Das neue Zahlungsmittel und die Währungsunion haben sich bewährt – Gouverneur Dr. Liebscher
und Dr. Duchatczek ziehen Bilanz
Wien (oenb) - Mit Ablauf des Jahres 2002 beging die Europäische Währungsunion ihr vierjähriges
Bestehen. Am 1. Jänner 1999 wurde mit der Einführung des Euro in elf Ländern (seit 1.1.2001 in zwölf
Ländern) der Europäischen Union ein bis dahin einmaliges Vorhaben in der Geschichte Europas realisiert.
Die Aufgabe nationaler Währungen und die Übertragung geldpolitischer nationaler Souveränität
durch die Teilnehmerländer auf das ESZB (Europäisches System der Zentralbanken) als neue und nunmehr
einzig währungspolitisch verantwortliche Institution stellen nicht nur in wirtschaftlicher Hinsicht einen
Meilenstein in der Nachkriegsgeschichte Europas dar, sondern sind auch als wichtige Schritte hin zu einer engeren
politischen Zusammenarbeit in Europa zu sehen.

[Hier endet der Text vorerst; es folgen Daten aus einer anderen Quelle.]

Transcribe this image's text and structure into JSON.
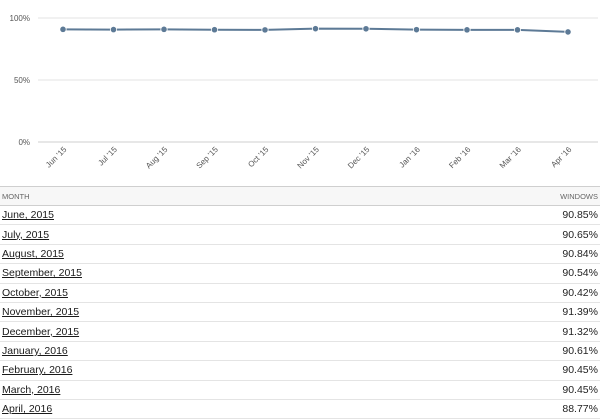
{
  "chart_data": {
    "type": "line",
    "categories": [
      "Jun '15",
      "Jul '15",
      "Aug '15",
      "Sep '15",
      "Oct '15",
      "Nov '15",
      "Dec '15",
      "Jan '16",
      "Feb '16",
      "Mar '16",
      "Apr '16"
    ],
    "series": [
      {
        "values": [
          90.85,
          90.65,
          90.84,
          90.54,
          90.42,
          91.39,
          91.32,
          90.61,
          90.45,
          90.45,
          88.77
        ]
      }
    ],
    "yticks": [
      "0%",
      "50%",
      "100%"
    ],
    "ylim": [
      0,
      100
    ],
    "grid": true,
    "line_color": "#5d7a96",
    "marker_color": "#5d7a96"
  },
  "table": {
    "headers": {
      "month": "MONTH",
      "value": "WINDOWS"
    },
    "rows": [
      {
        "month": "June, 2015",
        "value": "90.85%"
      },
      {
        "month": "July, 2015",
        "value": "90.65%"
      },
      {
        "month": "August, 2015",
        "value": "90.84%"
      },
      {
        "month": "September, 2015",
        "value": "90.54%"
      },
      {
        "month": "October, 2015",
        "value": "90.42%"
      },
      {
        "month": "November, 2015",
        "value": "91.39%"
      },
      {
        "month": "December, 2015",
        "value": "91.32%"
      },
      {
        "month": "January, 2016",
        "value": "90.61%"
      },
      {
        "month": "February, 2016",
        "value": "90.45%"
      },
      {
        "month": "March, 2016",
        "value": "90.45%"
      },
      {
        "month": "April, 2016",
        "value": "88.77%"
      }
    ]
  }
}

Die Einführung des Euro stellt die logische Ergänzung zum gemeinsamen Binnenmarkt dar. Sie verstärkt
die Vorteile, die sich durch die Vereinheitlichung und Liberalisierung der Märkte in Europa ergeben. Der Einfluss
von Wechselkursschwankungen auf die wirtschaftliche Entwicklung wird ausgeschaltet, wodurch vor allem kleine offene
Volkswirtschaften profitieren, die wie Österreich ihren Außenhandelsschwerpunkt in Europa haben. Gleichzeitig
verstärkt der direkte Preisvergleich zwischen verschiedenen nationalen Märkten den Wettbewerbsdruck und
verhindert Marktsegmentierungen und Monopolisierungstendenzen.

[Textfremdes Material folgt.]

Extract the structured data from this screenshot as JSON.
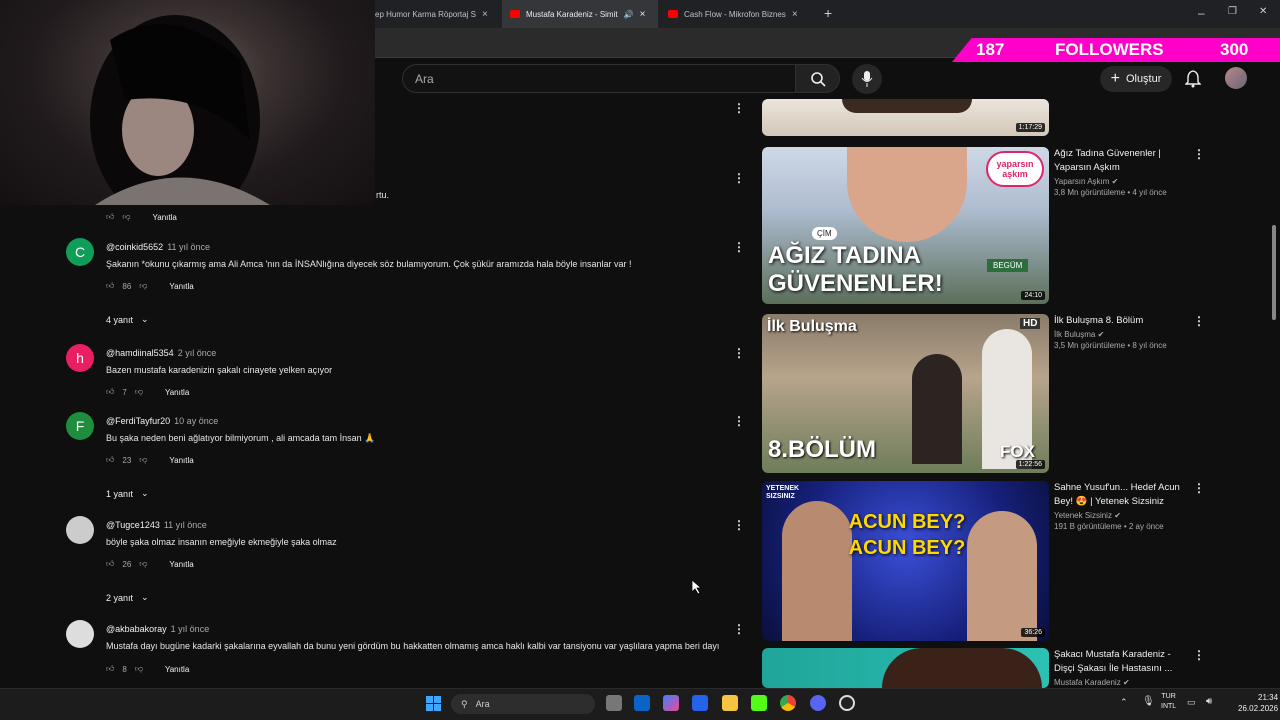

In den abgelaufenen vier Jahren hat das ESZB erfolgreich die geldpolitischen Rahmenbedingungen für über
300 Millionen Bürger gesetzt und damit wesentlich zum wirtschaftlichen Wachstum und zum Wohlstand im Euroraum
beigetragen. Die wichtigste Aufgabe, die das ESZB zu erfüllen hat, ist die Wahrung der Preisstabilität.
Seit Beginn der Währungsunion wurde konsequent und erfolgreich das Ziel der Preisstabilität verfolgt.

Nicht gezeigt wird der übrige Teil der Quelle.